Hazel has known she will die for years now. Diagnosed with terminal cancer, she has been given a gift in the form of a drug trial that has managed to keep her tumors from growing. She goes through her teenage life carting around an oxygen tank, watching America’s Next Top Model, and devouring her favorite novel An Imperial Affliction over and over again. When she meets Augustus, a cancer survivor who lost his leg as a side effect, her life changes.
Although this book is full of death and Hazel’s focus on death could be incredibly depressing, it doesn’t feel like your typical cancer book. Hazel is not a character out of a Lurlene McDaniel book, positive all the time, with inspiring goals and an I-can-do-this attitude. She is bleak about her life and honest about her fears of hurting everyone around her. She tries to minimize the inevitable pain by making as few connections as possible. This isn’t done in a loving and selfless way. Instead this fear is about herself, about what type of person that makes her if she allows others to be hurt by her death. She is a whiny teenager, arguing with her parents, annoyed by their hovering, and desperately trying to keep herself out of a relationship with Augustus. Small spoiler: they get together.
All the characters in this novel are lovely. They are real. Hazel, Augustus, and their friend Isaac talk openly and honestly about the people in their lives and how much it truly sucks to have cancer. I appreciated this. You see their flaws, but love them all the same. And your heart breaks along with theirs.
The most intriguing thing about An Imperial Affliction, the book with which Hazel and Augustus are obsessed is the way it ends, without an ending at all really—the main character just stops midsentence.
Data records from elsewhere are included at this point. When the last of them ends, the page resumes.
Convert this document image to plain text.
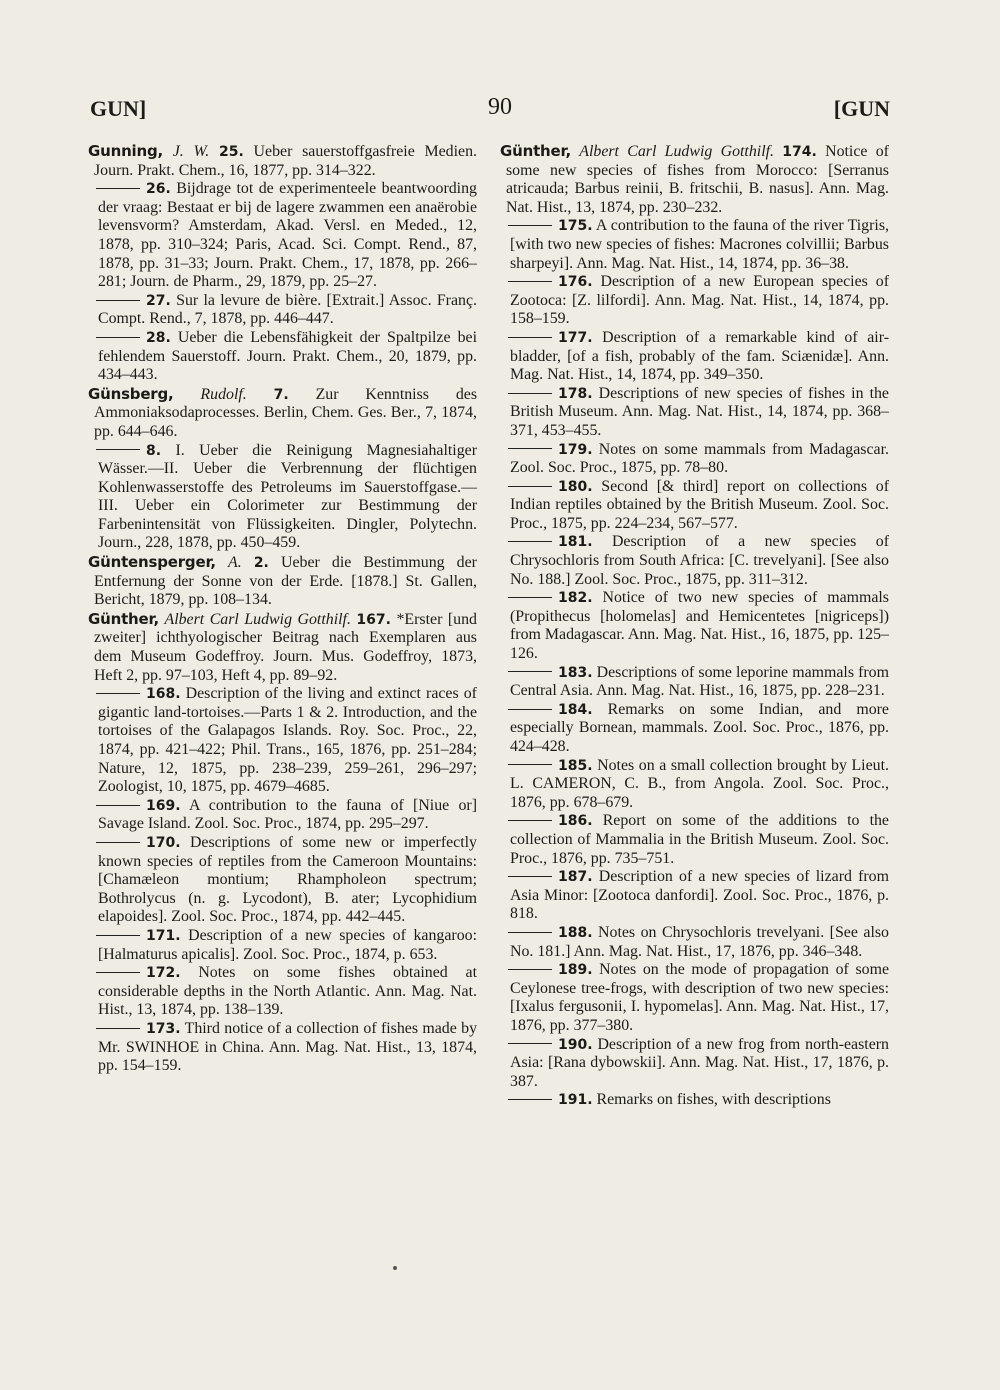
GUN]	90	[GUN
Gunning, J. W. 25. Ueber sauerstoffgasfreie Medien. Journ. Prakt. Chem., 16, 1877, pp. 314–322.
26. Bijdrage tot de experimenteele beantwoording der vraag: Bestaat er bij de lagere zwammen een anaërobie levensvorm? Amsterdam, Akad. Versl. en Meded., 12, 1878, pp. 310–324; Paris, Acad. Sci. Compt. Rend., 87, 1878, pp. 31–33; Journ. Prakt. Chem., 17, 1878, pp. 266–281; Journ. de Pharm., 29, 1879, pp. 25–27.
27. Sur la levure de bière. [Extrait.] Assoc. Franç. Compt. Rend., 7, 1878, pp. 446–447.
28. Ueber die Lebensfähigkeit der Spaltpilze bei fehlendem Sauerstoff. Journ. Prakt. Chem., 20, 1879, pp. 434–443.
Günsberg, Rudolf. 7. Zur Kenntniss des Ammoniaksodaprocesses. Berlin, Chem. Ges. Ber., 7, 1874, pp. 644–646.
8. I. Ueber die Reinigung Magnesiahaltiger Wässer.—II. Ueber die Verbrennung der flüchtigen Kohlenwasserstoffe des Petroleums im Sauerstoffgase.—III. Ueber ein Colorimeter zur Bestimmung der Farbenintensität von Flüssigkeiten. Dingler, Polytechn. Journ., 228, 1878, pp. 450–459.
Güntensperger, A. 2. Ueber die Bestimmung der Entfernung der Sonne von der Erde. [1878.] St. Gallen, Bericht, 1879, pp. 108–134.
Günther, Albert Carl Ludwig Gotthilf. 167. *Erster [und zweiter] ichthyologischer Beitrag nach Exemplaren aus dem Museum Godeffroy. Journ. Mus. Godeffroy, 1873, Heft 2, pp. 97–103, Heft 4, pp. 89–92.
168. Description of the living and extinct races of gigantic land-tortoises.—Parts 1 & 2. Introduction, and the tortoises of the Galapagos Islands. Roy. Soc. Proc., 22, 1874, pp. 421–422; Phil. Trans., 165, 1876, pp. 251–284; Nature, 12, 1875, pp. 238–239, 259–261, 296–297; Zoologist, 10, 1875, pp. 4679–4685.
169. A contribution to the fauna of [Niue or] Savage Island. Zool. Soc. Proc., 1874, pp. 295–297.
170. Descriptions of some new or imperfectly known species of reptiles from the Cameroon Mountains: [Chamæleon montium; Rhampholeon spectrum; Bothrolycus (n. g. Lycodont), B. ater; Lycophidium elapoides]. Zool. Soc. Proc., 1874, pp. 442–445.
171. Description of a new species of kangaroo: [Halmaturus apicalis]. Zool. Soc. Proc., 1874, p. 653.
172. Notes on some fishes obtained at considerable depths in the North Atlantic. Ann. Mag. Nat. Hist., 13, 1874, pp. 138–139.
173. Third notice of a collection of fishes made by Mr. SWINHOE in China. Ann. Mag. Nat. Hist., 13, 1874, pp. 154–159.
Günther, Albert Carl Ludwig Gotthilf. 174. Notice of some new species of fishes from Morocco: [Serranus atricauda; Barbus reinii, B. fritschii, B. nasus]. Ann. Mag. Nat. Hist., 13, 1874, pp. 230–232.
175. A contribution to the fauna of the river Tigris, [with two new species of fishes: Macrones colvillii; Barbus sharpeyi]. Ann. Mag. Nat. Hist., 14, 1874, pp. 36–38.
176. Description of a new European species of Zootoca: [Z. lilfordi]. Ann. Mag. Nat. Hist., 14, 1874, pp. 158–159.
177. Description of a remarkable kind of air-bladder, [of a fish, probably of the fam. Sciænidæ]. Ann. Mag. Nat. Hist., 14, 1874, pp. 349–350.
178. Descriptions of new species of fishes in the British Museum. Ann. Mag. Nat. Hist., 14, 1874, pp. 368–371, 453–455.
179. Notes on some mammals from Madagascar. Zool. Soc. Proc., 1875, pp. 78–80.
180. Second [& third] report on collections of Indian reptiles obtained by the British Museum. Zool. Soc. Proc., 1875, pp. 224–234, 567–577.
181. Description of a new species of Chrysochloris from South Africa: [C. trevelyani]. [See also No. 188.] Zool. Soc. Proc., 1875, pp. 311–312.
182. Notice of two new species of mammals (Propithecus [holomelas] and Hemicentetes [nigriceps]) from Madagascar. Ann. Mag. Nat. Hist., 16, 1875, pp. 125–126.
183. Descriptions of some leporine mammals from Central Asia. Ann. Mag. Nat. Hist., 16, 1875, pp. 228–231.
184. Remarks on some Indian, and more especially Bornean, mammals. Zool. Soc. Proc., 1876, pp. 424–428.
185. Notes on a small collection brought by Lieut. L. CAMERON, C. B., from Angola. Zool. Soc. Proc., 1876, pp. 678–679.
186. Report on some of the additions to the collection of Mammalia in the British Museum. Zool. Soc. Proc., 1876, pp. 735–751.
187. Description of a new species of lizard from Asia Minor: [Zootoca danfordi]. Zool. Soc. Proc., 1876, p. 818.
188. Notes on Chrysochloris trevelyani. [See also No. 181.] Ann. Mag. Nat. Hist., 17, 1876, pp. 346–348.
189. Notes on the mode of propagation of some Ceylonese tree-frogs, with description of two new species: [Ixalus fergusonii, I. hypomelas]. Ann. Mag. Nat. Hist., 17, 1876, pp. 377–380.
190. Description of a new frog from north-eastern Asia: [Rana dybowskii]. Ann. Mag. Nat. Hist., 17, 1876, p. 387.
191. Remarks on fishes, with descriptions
Hazel is haunted by this, needing to know, not what happened to Anna, the main character (it’s obvious that this character has died) but what happens to everyone else. Are they okay? Do they move on? Are they happy? This all reflects back on Hazel’s own fear of hurting her family and friends by dying and leaving them behind. She refers to herself as a grenade that will tear everyone near her apart, and she needs the assurance of An Imperial Affliction’s author to give her that.
There is so much I want to say about this book. The language is so beautiful, and although in most circumstances I would roll my eyes at the words these teenagers use, it’s believable here. It’s obvious that Hazel is very smart and she devours books, so it makes sense that she would speak with such verbosity and confidence. There were moments when I had to pause and go back and read a line or paragraph because it was so beautifully written that it deserved another look.
I was taken by this book and angry at it as well. What I assumed when I started reading the novel did not happen and as soon I realized what would happen in this book, I was so incredibly angry. The characters are written so well and we become so attached to them and we think we are prepared for the worst. In fact, the entire book has been set up to prepare us, to ease us into the inevitable. Instead we’re blindsided with reality and it crushes. I’m not sure if I feel tricked or not. I’m not sure if I really like this novel for doing this, for eliciting such emotion, or if I feel as if John Green and I had an agreement and then he broke it. I guess I feel a little bit like Hazel and Augustus when they finish reading An Imperial Affliction. Cheated.